The end constrain is mainly related to the final evacuation of the dermal filler from the syringe.

As the syringe empties, the resistance to compression of the pumped material against the end of the syringe barrel becomes more perceptible. This concludes with a sharp increase as the plunger contacts the end of the chamber and the plunger is unable to move further. In the case of a dermal filler, this increase in required force can be detrimental to a product: A clinician expects the syringe to behave the same through out the dispensing process – if the syringe is noticeably harder to pump at different stages throughout the process (with the exception of expected stiction) then that can be construed as a mark of poor quality.

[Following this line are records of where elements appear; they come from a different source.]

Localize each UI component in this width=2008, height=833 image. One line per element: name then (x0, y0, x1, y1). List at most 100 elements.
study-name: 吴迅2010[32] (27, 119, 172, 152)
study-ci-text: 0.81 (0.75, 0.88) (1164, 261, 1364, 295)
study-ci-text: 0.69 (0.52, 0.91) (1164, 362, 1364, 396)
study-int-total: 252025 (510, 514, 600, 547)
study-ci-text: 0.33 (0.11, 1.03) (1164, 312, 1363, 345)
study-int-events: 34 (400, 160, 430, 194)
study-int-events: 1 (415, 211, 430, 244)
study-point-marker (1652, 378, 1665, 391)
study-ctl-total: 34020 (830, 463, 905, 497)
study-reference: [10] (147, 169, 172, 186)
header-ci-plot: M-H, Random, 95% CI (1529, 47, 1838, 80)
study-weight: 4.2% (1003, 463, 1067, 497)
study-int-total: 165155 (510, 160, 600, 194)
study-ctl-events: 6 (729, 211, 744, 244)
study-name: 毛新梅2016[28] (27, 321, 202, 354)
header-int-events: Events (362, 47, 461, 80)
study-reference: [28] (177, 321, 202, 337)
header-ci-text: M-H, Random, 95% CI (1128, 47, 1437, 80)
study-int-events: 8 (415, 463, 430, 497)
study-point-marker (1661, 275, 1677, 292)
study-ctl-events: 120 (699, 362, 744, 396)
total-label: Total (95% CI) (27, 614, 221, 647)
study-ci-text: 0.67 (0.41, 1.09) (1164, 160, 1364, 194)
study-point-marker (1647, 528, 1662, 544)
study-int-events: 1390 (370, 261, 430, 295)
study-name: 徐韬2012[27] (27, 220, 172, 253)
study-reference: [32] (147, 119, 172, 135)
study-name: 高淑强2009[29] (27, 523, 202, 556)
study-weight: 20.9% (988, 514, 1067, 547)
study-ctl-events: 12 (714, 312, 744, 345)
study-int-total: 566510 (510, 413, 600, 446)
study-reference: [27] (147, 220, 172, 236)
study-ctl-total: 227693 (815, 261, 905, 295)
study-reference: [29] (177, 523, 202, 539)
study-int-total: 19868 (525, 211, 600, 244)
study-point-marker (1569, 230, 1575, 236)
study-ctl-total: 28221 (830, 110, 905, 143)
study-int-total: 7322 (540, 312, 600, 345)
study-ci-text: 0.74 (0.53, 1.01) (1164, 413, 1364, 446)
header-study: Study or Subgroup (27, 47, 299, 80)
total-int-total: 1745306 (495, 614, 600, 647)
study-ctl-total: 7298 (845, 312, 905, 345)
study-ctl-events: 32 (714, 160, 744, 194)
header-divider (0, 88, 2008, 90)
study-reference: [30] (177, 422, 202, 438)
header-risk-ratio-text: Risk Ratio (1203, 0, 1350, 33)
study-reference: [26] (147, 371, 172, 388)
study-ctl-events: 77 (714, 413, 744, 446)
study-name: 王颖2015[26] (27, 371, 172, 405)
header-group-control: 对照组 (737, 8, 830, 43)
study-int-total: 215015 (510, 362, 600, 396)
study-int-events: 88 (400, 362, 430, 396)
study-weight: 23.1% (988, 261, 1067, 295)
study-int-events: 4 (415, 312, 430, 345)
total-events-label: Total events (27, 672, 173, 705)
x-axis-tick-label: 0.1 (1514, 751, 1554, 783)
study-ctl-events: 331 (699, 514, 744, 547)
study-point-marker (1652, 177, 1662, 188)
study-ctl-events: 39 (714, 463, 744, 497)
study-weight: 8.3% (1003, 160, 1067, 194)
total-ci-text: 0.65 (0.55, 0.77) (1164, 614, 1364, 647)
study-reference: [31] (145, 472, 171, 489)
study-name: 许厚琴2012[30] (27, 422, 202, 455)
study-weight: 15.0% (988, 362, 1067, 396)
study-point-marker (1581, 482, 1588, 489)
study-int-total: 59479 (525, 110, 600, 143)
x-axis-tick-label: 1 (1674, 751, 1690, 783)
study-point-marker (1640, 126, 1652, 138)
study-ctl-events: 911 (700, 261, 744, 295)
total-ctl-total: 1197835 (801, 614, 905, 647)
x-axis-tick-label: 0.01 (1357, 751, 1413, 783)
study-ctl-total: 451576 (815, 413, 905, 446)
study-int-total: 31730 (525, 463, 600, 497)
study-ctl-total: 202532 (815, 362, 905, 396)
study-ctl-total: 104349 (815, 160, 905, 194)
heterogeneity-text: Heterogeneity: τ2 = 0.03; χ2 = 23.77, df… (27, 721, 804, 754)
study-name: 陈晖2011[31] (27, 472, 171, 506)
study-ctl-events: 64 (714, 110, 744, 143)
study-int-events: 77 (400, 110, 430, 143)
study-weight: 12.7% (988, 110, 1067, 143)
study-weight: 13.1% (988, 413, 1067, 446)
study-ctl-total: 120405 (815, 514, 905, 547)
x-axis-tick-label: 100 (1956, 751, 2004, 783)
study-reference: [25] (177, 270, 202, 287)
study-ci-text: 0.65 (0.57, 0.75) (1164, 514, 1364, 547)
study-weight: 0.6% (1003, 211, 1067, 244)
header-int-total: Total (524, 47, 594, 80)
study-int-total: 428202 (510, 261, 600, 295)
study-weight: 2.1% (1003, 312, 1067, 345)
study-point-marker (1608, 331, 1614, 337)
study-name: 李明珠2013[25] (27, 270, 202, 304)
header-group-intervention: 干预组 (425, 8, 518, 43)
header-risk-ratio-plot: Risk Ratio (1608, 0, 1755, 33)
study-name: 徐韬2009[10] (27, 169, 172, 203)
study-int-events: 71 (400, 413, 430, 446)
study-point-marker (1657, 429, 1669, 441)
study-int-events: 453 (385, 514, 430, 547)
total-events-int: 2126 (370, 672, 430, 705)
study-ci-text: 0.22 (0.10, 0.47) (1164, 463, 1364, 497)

Idealised curve for syringeability for syringeability of dermal fillers article Syringeability is a key property for dermal fillers and indeed, a number of other injectables. Experienced clinicians will build preferences based on how products can help them achieve positive outcomes for their patients – if one product is easier to use than another and helps them achieve the same outcome, then it is obvious which product they will pick. Stiction, resistance and end constraints all come into play to create a dermal filler that is effective, aids in accuracy, is comfortable for the patient and easy to use for the clinician. A syringeability profile, looking at multiple syringes of products across the marketplace can help a to set goals for formulation, market to purchasers and understand an underutilised measurable.